Mängel bei der Umsetzung: Schuld sind unterschiedliche Bauordnungen, ausgedehnte Ausnahmen und geringe Konsequenzen bei der Nicht-Vorlage. Seit einem Jahr müssen neben Bauherren auch Verkäufer und Vermieter verpflichtend einen Energieausweis vorlegen.…

Mängel bei der Umsetzung: Schuld sind unterschiedliche Bauordnungen, ausgedehnte Ausnahmen und geringe Konsequenzen bei der Nicht-Vorlage.

Seit einem Jahr müssen neben Bauherren auch Verkäufer und Vermieter verpflichtend einen Energieausweis vorlegen. Das Dokument gibt Auskunft über die Energieeffizienz eines Gebäudes und dient als Richtwert für zu erwartende Energiekosten. Grund für die Einführung des Ausweises war es unter anderem, mehr Transparenz zu schaffen. Nicht in allen Bereichen ist das aber gelungen, denn bei der Umsetzung gibt es noch Mängel.

Unterschiedliche Bauordnungen

Die erste Schwierigkeit: Der Energieausweis ist nicht nur bei Verkauf und Vermietung vorzulegen – was vom Bund gesetzlich im Zivilrecht verankert wurde. Zusätzlich kommt der Energieausweis auch bei der Baubewilligung für Neu-, Um- und Zubauten sowie bei umfassenden Sanierungen zum Einsatz. Hier geht die Regelung nicht vom Bund aus, sondern beruht auf den Bauordnungen der einzelnen Bundesländer. „Es gibt also neun unterschiedliche Ausgangssituationen“, erklärt Anton Holzapfel, Geschäftsführer des Verbandes der Immobilientreuhänder (ÖVI) im Gespräch mit energieleben.at. „Man hat zwar eine Vereinheitlichung versucht, aber einige Bereiche sind nach wie vor offen.“ Der Experte schlägt vor: Die Bauordnungen gehören weiter aneinander angeglichen.

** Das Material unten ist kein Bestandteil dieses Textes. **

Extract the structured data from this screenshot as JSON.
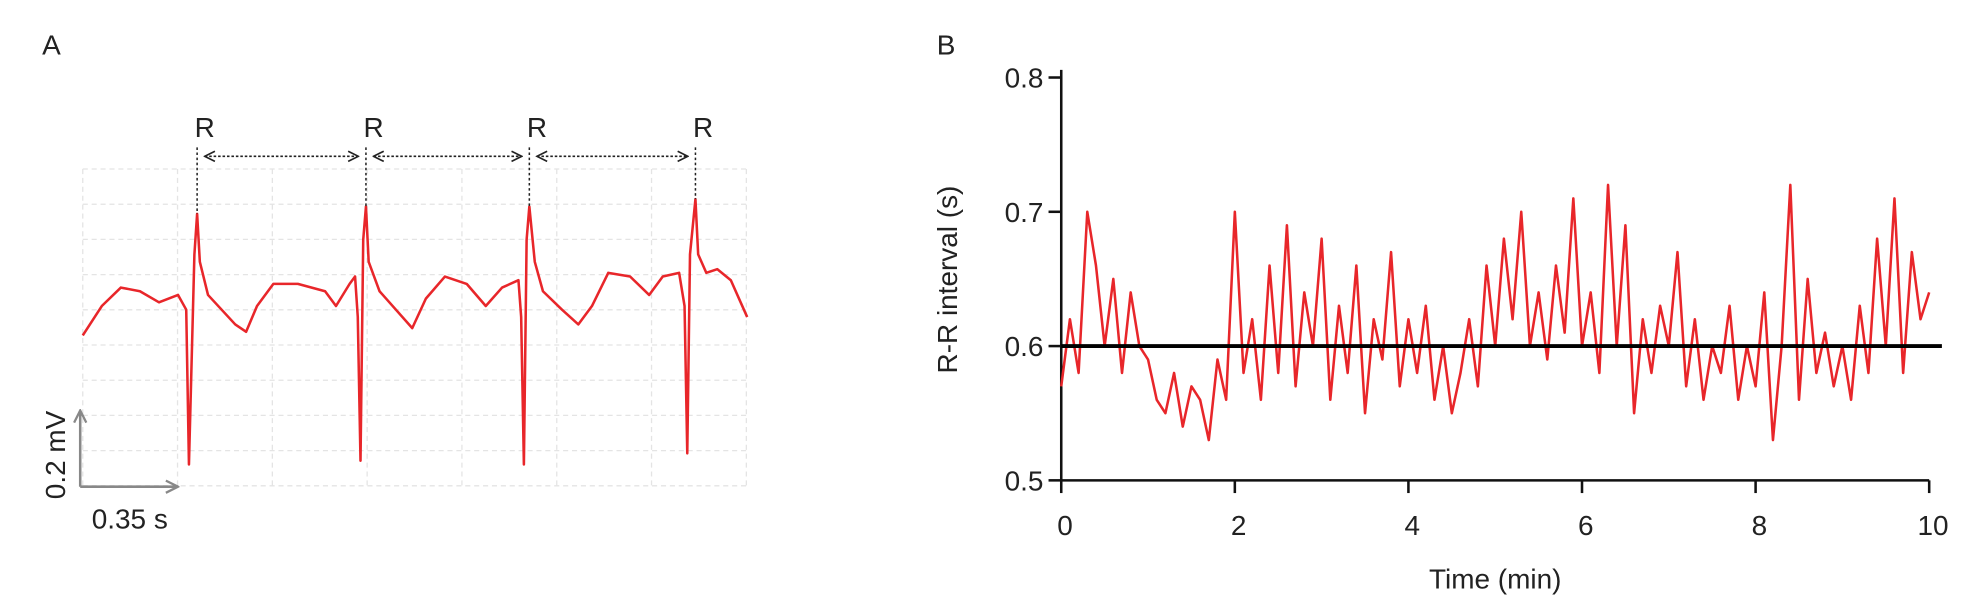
{
  "chart_data": [
    {
      "type": "ecg",
      "panel_label": "A",
      "color": "#e8262a",
      "x": [
        0,
        0.07,
        0.14,
        0.21,
        0.28,
        0.35,
        0.38,
        0.39,
        0.41,
        0.42,
        0.43,
        0.46,
        0.51,
        0.56,
        0.6,
        0.64,
        0.7,
        0.79,
        0.89,
        0.93,
        0.98,
        1,
        1.01,
        1.02,
        1.03,
        1.04,
        1.05,
        1.09,
        1.15,
        1.21,
        1.26,
        1.33,
        1.41,
        1.48,
        1.54,
        1.6,
        1.61,
        1.62,
        1.63,
        1.64,
        1.66,
        1.69,
        1.76,
        1.82,
        1.87,
        1.93,
        2.01,
        2.08,
        2.13,
        2.19,
        2.21,
        2.22,
        2.23,
        2.25,
        2.26,
        2.29,
        2.33,
        2.38,
        2.44
      ],
      "values": [
        -0.1,
        -0.02,
        0.03,
        0.02,
        -0.01,
        0.01,
        -0.03,
        -0.45,
        0.12,
        0.23,
        0.1,
        0.01,
        -0.03,
        -0.07,
        -0.09,
        -0.02,
        0.04,
        0.04,
        0.02,
        -0.02,
        0.04,
        0.06,
        -0.05,
        -0.44,
        0.16,
        0.25,
        0.1,
        0.02,
        -0.03,
        -0.08,
        0,
        0.06,
        0.04,
        -0.02,
        0.03,
        0.05,
        -0.05,
        -0.45,
        0.16,
        0.25,
        0.1,
        0.02,
        -0.03,
        -0.07,
        -0.02,
        0.07,
        0.06,
        0.01,
        0.06,
        0.07,
        -0.02,
        -0.42,
        0.12,
        0.27,
        0.12,
        0.07,
        0.08,
        0.05,
        -0.05
      ],
      "peak_labels": [
        "R",
        "R",
        "R",
        "R"
      ],
      "scale_bar": {
        "x": 0.35,
        "x_label": "0.35 s",
        "y": 0.2,
        "y_label": "0.2 mV"
      }
    },
    {
      "type": "line",
      "panel_label": "B",
      "xlabel": "Time (min)",
      "ylabel": "R-R interval (s)",
      "x": [
        0,
        0.1,
        0.2,
        0.3,
        0.4,
        0.5,
        0.6,
        0.7,
        0.8,
        0.9,
        1,
        1.1,
        1.2,
        1.3,
        1.4,
        1.5,
        1.6,
        1.7,
        1.8,
        1.9,
        2,
        2.1,
        2.2,
        2.3,
        2.4,
        2.5,
        2.6,
        2.7,
        2.8,
        2.9,
        3,
        3.1,
        3.2,
        3.3,
        3.4,
        3.5,
        3.6,
        3.7,
        3.8,
        3.9,
        4,
        4.1,
        4.2,
        4.3,
        4.4,
        4.5,
        4.6,
        4.7,
        4.8,
        4.9,
        5,
        5.1,
        5.2,
        5.3,
        5.4,
        5.5,
        5.6,
        5.7,
        5.8,
        5.9,
        6,
        6.1,
        6.2,
        6.3,
        6.4,
        6.5,
        6.6,
        6.7,
        6.8,
        6.9,
        7,
        7.1,
        7.2,
        7.3,
        7.4,
        7.5,
        7.6,
        7.7,
        7.8,
        7.9,
        8,
        8.1,
        8.2,
        8.3,
        8.4,
        8.5,
        8.6,
        8.7,
        8.8,
        8.9,
        9,
        9.1,
        9.2,
        9.3,
        9.4,
        9.5,
        9.6,
        9.7,
        9.8,
        9.9,
        10
      ],
      "series": [
        {
          "color": "#e8262a",
          "values": [
            0.57,
            0.62,
            0.58,
            0.7,
            0.66,
            0.6,
            0.65,
            0.58,
            0.64,
            0.6,
            0.59,
            0.56,
            0.55,
            0.58,
            0.54,
            0.57,
            0.56,
            0.53,
            0.59,
            0.56,
            0.7,
            0.58,
            0.62,
            0.56,
            0.66,
            0.58,
            0.69,
            0.57,
            0.64,
            0.6,
            0.68,
            0.56,
            0.63,
            0.58,
            0.66,
            0.55,
            0.62,
            0.59,
            0.67,
            0.57,
            0.62,
            0.58,
            0.63,
            0.56,
            0.6,
            0.55,
            0.58,
            0.62,
            0.57,
            0.66,
            0.6,
            0.68,
            0.62,
            0.7,
            0.6,
            0.64,
            0.59,
            0.66,
            0.61,
            0.71,
            0.6,
            0.64,
            0.58,
            0.72,
            0.6,
            0.69,
            0.55,
            0.62,
            0.58,
            0.63,
            0.6,
            0.67,
            0.57,
            0.62,
            0.56,
            0.6,
            0.58,
            0.63,
            0.56,
            0.6,
            0.57,
            0.64,
            0.53,
            0.6,
            0.72,
            0.56,
            0.65,
            0.58,
            0.61,
            0.57,
            0.6,
            0.56,
            0.63,
            0.58,
            0.68,
            0.6,
            0.71,
            0.58,
            0.67,
            0.62,
            0.64
          ]
        }
      ],
      "hline": {
        "value": 0.6,
        "color": "#000000"
      },
      "xlim": [
        0,
        10
      ],
      "ylim": [
        0.5,
        0.8
      ],
      "xticks": [
        0,
        2,
        4,
        6,
        8,
        10
      ],
      "yticks": [
        0.5,
        0.6,
        0.7,
        0.8
      ]
    }
  ]
}
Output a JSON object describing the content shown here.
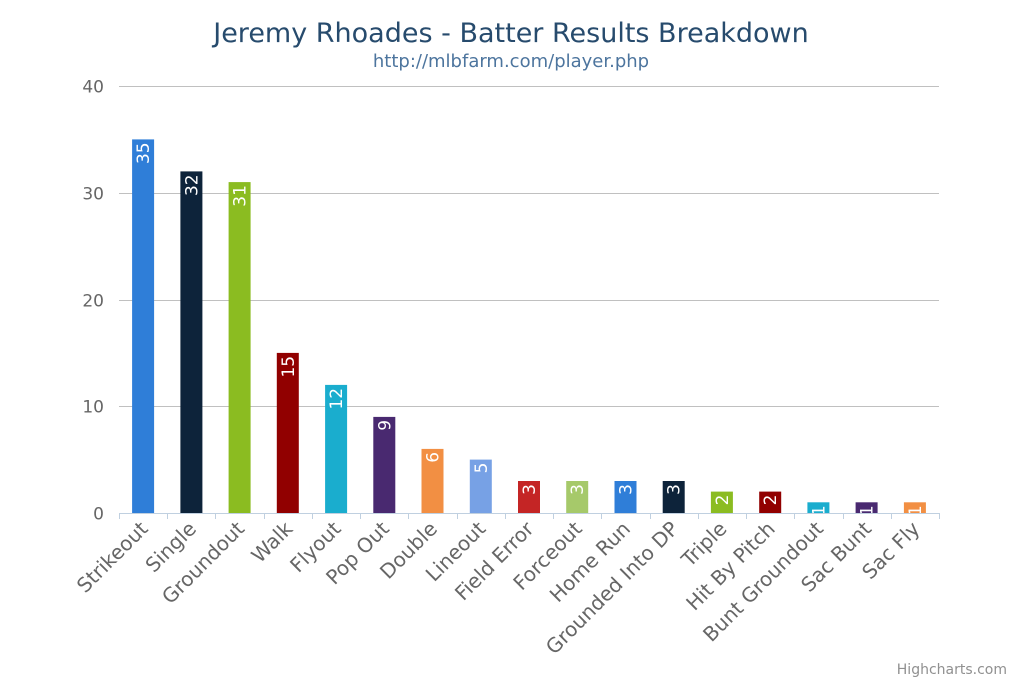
{
  "chart_data": {
    "type": "bar",
    "title": "Jeremy Rhoades - Batter Results Breakdown",
    "subtitle": "http://mlbfarm.com/player.php",
    "xlabel": "",
    "ylabel": "",
    "ylim": [
      0,
      40
    ],
    "yticks": [
      0,
      10,
      20,
      30,
      40
    ],
    "grid": true,
    "legend": "none",
    "categories": [
      "Strikeout",
      "Single",
      "Groundout",
      "Walk",
      "Flyout",
      "Pop Out",
      "Double",
      "Lineout",
      "Field Error",
      "Forceout",
      "Home Run",
      "Grounded Into DP",
      "Triple",
      "Hit By Pitch",
      "Bunt Groundout",
      "Sac Bunt",
      "Sac Fly"
    ],
    "values": [
      35,
      32,
      31,
      15,
      12,
      9,
      6,
      5,
      3,
      3,
      3,
      3,
      2,
      2,
      1,
      1,
      1
    ],
    "colors": [
      "#2f7ed8",
      "#0d233a",
      "#8bbc21",
      "#910000",
      "#1aadce",
      "#492970",
      "#f28f43",
      "#77a1e5",
      "#c42525",
      "#a6c96a",
      "#2f7ed8",
      "#0d233a",
      "#8bbc21",
      "#910000",
      "#1aadce",
      "#492970",
      "#f28f43"
    ]
  },
  "credits": "Highcharts.com"
}
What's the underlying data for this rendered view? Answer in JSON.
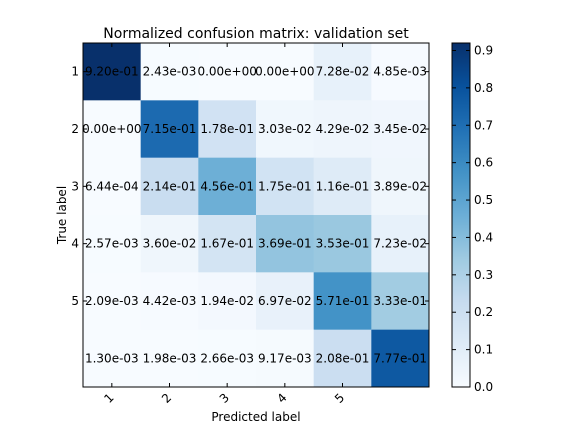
{
  "chart_data": {
    "type": "heatmap",
    "title": "Normalized confusion matrix: validation set",
    "xlabel": "Predicted label",
    "ylabel": "True label",
    "x_tick_labels": [
      "1",
      "2",
      "3",
      "4",
      "5"
    ],
    "y_tick_labels": [
      "1",
      "2",
      "3",
      "4",
      "5"
    ],
    "rows": 6,
    "cols": 6,
    "values": [
      [
        0.92,
        0.00243,
        0.0,
        0.0,
        0.0728,
        0.00485
      ],
      [
        0.0,
        0.715,
        0.178,
        0.0303,
        0.0429,
        0.0345
      ],
      [
        0.000644,
        0.214,
        0.456,
        0.175,
        0.116,
        0.0389
      ],
      [
        0.00257,
        0.036,
        0.167,
        0.369,
        0.353,
        0.0723
      ],
      [
        0.00209,
        0.00442,
        0.0194,
        0.0697,
        0.571,
        0.333
      ],
      [
        0.0013,
        0.00198,
        0.00266,
        0.00917,
        0.208,
        0.777
      ]
    ],
    "cell_labels": [
      [
        "9.20e-01",
        "2.43e-03",
        "0.00e+00",
        "0.00e+00",
        "7.28e-02",
        "4.85e-03"
      ],
      [
        "0.00e+00",
        "7.15e-01",
        "1.78e-01",
        "3.03e-02",
        "4.29e-02",
        "3.45e-02"
      ],
      [
        "6.44e-04",
        "2.14e-01",
        "4.56e-01",
        "1.75e-01",
        "1.16e-01",
        "3.89e-02"
      ],
      [
        "2.57e-03",
        "3.60e-02",
        "1.67e-01",
        "3.69e-01",
        "3.53e-01",
        "7.23e-02"
      ],
      [
        "2.09e-03",
        "4.42e-03",
        "1.94e-02",
        "6.97e-02",
        "5.71e-01",
        "3.33e-01"
      ],
      [
        "1.30e-03",
        "1.98e-03",
        "2.66e-03",
        "9.17e-03",
        "2.08e-01",
        "7.77e-01"
      ]
    ],
    "colormap": "Blues",
    "colorbar": {
      "range": [
        0.0,
        0.92
      ],
      "tick_labels": [
        "0.0",
        "0.1",
        "0.2",
        "0.3",
        "0.4",
        "0.5",
        "0.6",
        "0.7",
        "0.8",
        "0.9"
      ]
    }
  }
}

Ausgedehnte Ausnahmeregelungen

Die zweite Unklarheit entsteht durch die Ausnahmeregelungen für das Vorlegen des Energieausweises: Denkmalgeschützte Gebäude etwa sind laut EU-Richtlinie von der Ausweispflicht ausgenommen. Weil die Ausnahmen schon in den Bauordnungen der Länder festgeschrieben sind, wurden im Energieausweis-Vorlagegesetz keine eigenen Ausnahmen festgelegt sondern es wurde einfach auf die bestehenden Bauordnungen verwiesen. Das Problem dabei: In den Bauordnungen gebe es „extensive Ausdehnungen“ der Ausnahmen, so der Experte. In Wien sei etwa der gesamte erste Bezirk ausgenommen, große Teile weiterer Bezirke seien als „Schutzzone“ deklariert. Holzapfel erklärt das Problem anhand eines Beispiels: „Ein Wohnungseigentümer im 4. Wiener Gemeindebezirk möchte eine Wohnung verkaufen. Er fragt die Hausverwaltung, ob der Energieausweis vorliegt. Dieser weist aber darauf hin, dass der 4. Bezirk zur Grenze an den 1. Bezirk liegt und noch Teil der Schutzzone ist – und damit von der Ausweispflicht befreit ist.“ Der Immobilenexperte bezeichnet das als die „Krux an der Umsetzung“ des Energieausweises. Er schlägt daher vor, eigene Ausnahmen festzuschreiben und diese direkt im Energieausweis-Vorlagegesetz nachzubessern.

Keine Strafe für das Nicht-Vorlegen

Holzapfel schätzt, dass der Ausweis innerhalb des ersten Jahres nur bei rund einem Drittel aller Transaktionen vorgelegt wurde. Bei Nicht-Vorlegung ist bisher keine Verwaltungsstrafe vorgesehen. Immerhin gibt es eine Gewährleistungspflicht, das heißt, dass in diesem Fall eine dem Alter und der Art des Gebäudes ensprechende Gesamtenergieeffizient angenommen wird. Holzapfel glaubt aber, dass es mittelfristig auf EU-Ebene zu strengeren Maßnahmen kommen könnte. Denn die neue EU-Gebäuderichtlinie soll ab 2012 in Kraft treten und unter anderem regeln, dass der Heizwärmebedarf pro Quadratmeter und Jahr künftig verpflichtend in Inseraten anzugeben ist. Die benötigten Daten dafür würden dem Energieausweis zu entnehmen sein und ihn damit voraussetzen. Halten sich Vermieter oder Verkäufer nicht daran, kann sich der Experte „mittelfristig Folgen“ vorstellen.